Inline Assistant

Usage Overview

Use ctrl-enter|ctrl-enter to open the Inline Assistant in editors, channel notes, and the terminal panel.

The Inline Assistant sends your current selection (or line) to a language model and replaces it with the response.

Getting Started

If you're using the Inline Assistant for the first time, you need to have at least one LLM provider configured. You can do that by:

using Zed-hosted models, so you have access to models billed through Zed
using API access, either from model providers like Anthropic or model gateways like OpenRouter.

If you have already set up an LLM provider to interact with the Agent Panel, then that will also work for the Inline Assistant.

External Agents run in agent threads, but they are not available for Inline Assistant generations. The Inline Assistant uses Zed-configured LLM providers, including Zed-hosted models, provider API keys, gateways, local models, and supported subscriptions.

Adding Context

You can add context in the Inline Assistant the same way you can in the Agent Panel:

@-mention files, directories, past threads, instruction files, and symbols
paste images that are copied on your clipboard

You can also create a thread in the Agent Panel, then reference it with @thread in the Inline Assistant. This lets you refine a specific change from a larger thread without re-explaining context.

Parallel Generations

The Inline Assistant can generate multiple changes at once:

Multiple Cursors

With multiple cursors, pressing ctrl-enter|ctrl-enter sends the same prompt to each cursor position, generating changes at all locations simultaneously.

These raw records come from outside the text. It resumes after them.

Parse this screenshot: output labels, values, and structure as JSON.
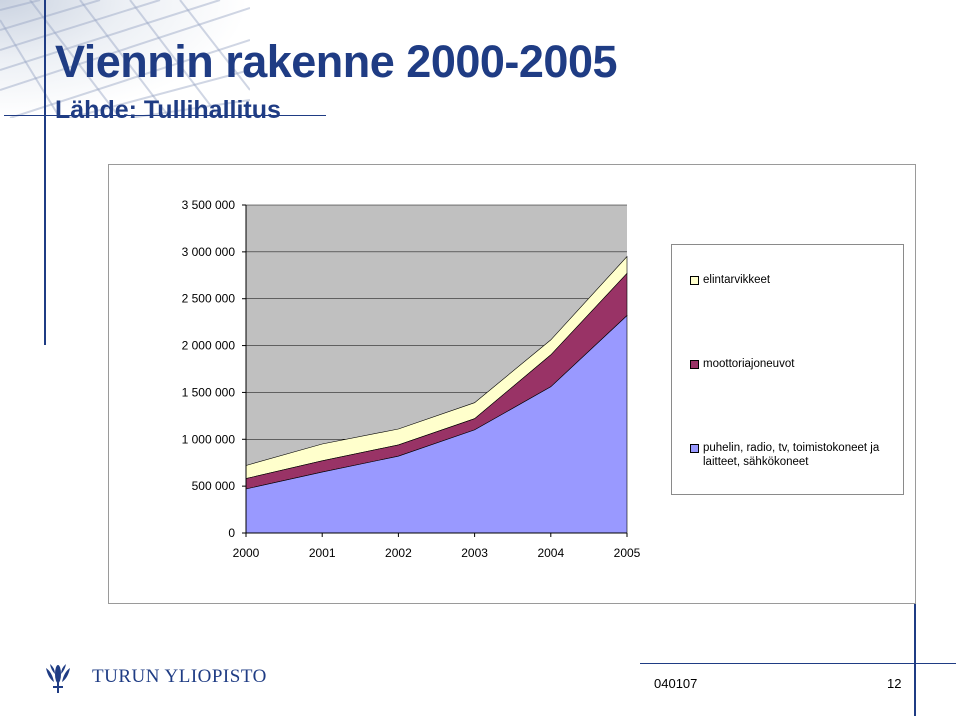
{
  "slide": {
    "title": "Viennin rakenne 2000-2005",
    "subtitle": "Lähde: Tullihallitus"
  },
  "footer": {
    "organization": "TURUN YLIOPISTO",
    "code": "040107",
    "page_number": "12"
  },
  "colors": {
    "title": "#1f3c84",
    "plot_background": "#c0c0c0",
    "series_phones": "#9999ff",
    "series_vehicles": "#993366",
    "series_food": "#ffffcc"
  },
  "chart_data": {
    "type": "area",
    "stacked": true,
    "x": [
      "2000",
      "2001",
      "2002",
      "2003",
      "2004",
      "2005"
    ],
    "series": [
      {
        "name": "puhelin, radio, tv, toimistokoneet ja laitteet, sähkökoneet",
        "values": [
          470000,
          650000,
          820000,
          1100000,
          1560000,
          2320000
        ],
        "color": "#9999ff"
      },
      {
        "name": "moottoriajoneuvot",
        "values": [
          110000,
          120000,
          120000,
          120000,
          340000,
          450000
        ],
        "color": "#993366"
      },
      {
        "name": "elintarvikkeet",
        "values": [
          140000,
          180000,
          170000,
          170000,
          160000,
          180000
        ],
        "color": "#ffffcc"
      }
    ],
    "ylim": [
      0,
      3500000
    ],
    "yticks": [
      0,
      500000,
      1000000,
      1500000,
      2000000,
      2500000,
      3000000,
      3500000
    ],
    "ytick_labels": [
      "0",
      "500 000",
      "1 000 000",
      "1 500 000",
      "2 000 000",
      "2 500 000",
      "3 000 000",
      "3 500 000"
    ],
    "grid": true,
    "legend": {
      "position": "right",
      "order": [
        "elintarvikkeet",
        "moottoriajoneuvot",
        "puhelin, radio, tv, toimistokoneet ja laitteet, sähkökoneet"
      ]
    }
  }
}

This works well with excerpts in multibuffers.

Multiple Models

You can use the Inline Assistant to send the same prompt to multiple models at once.

Here's how you can customize your settings file (how to edit) to add this functionality:

{
  "agent": {
    "default_model": {
      "provider": "zed.dev",
      "model": "claude-sonnet-4-5"
    },
    "inline_alternatives": [
      {
        "provider": "zed.dev",
        "model": "gpt-5-mini"
      }
    ]
  }
}

When multiple models are configured, you'll see in the Inline Assistant UI buttons that allow you to cycle between outputs generated by each model.

The models you specify here are always used in addition to the Inline Assistant's primary model. That's the model set in agent.inline_assistant_model, or your agent.default_model if no Inline Assistant model is configured.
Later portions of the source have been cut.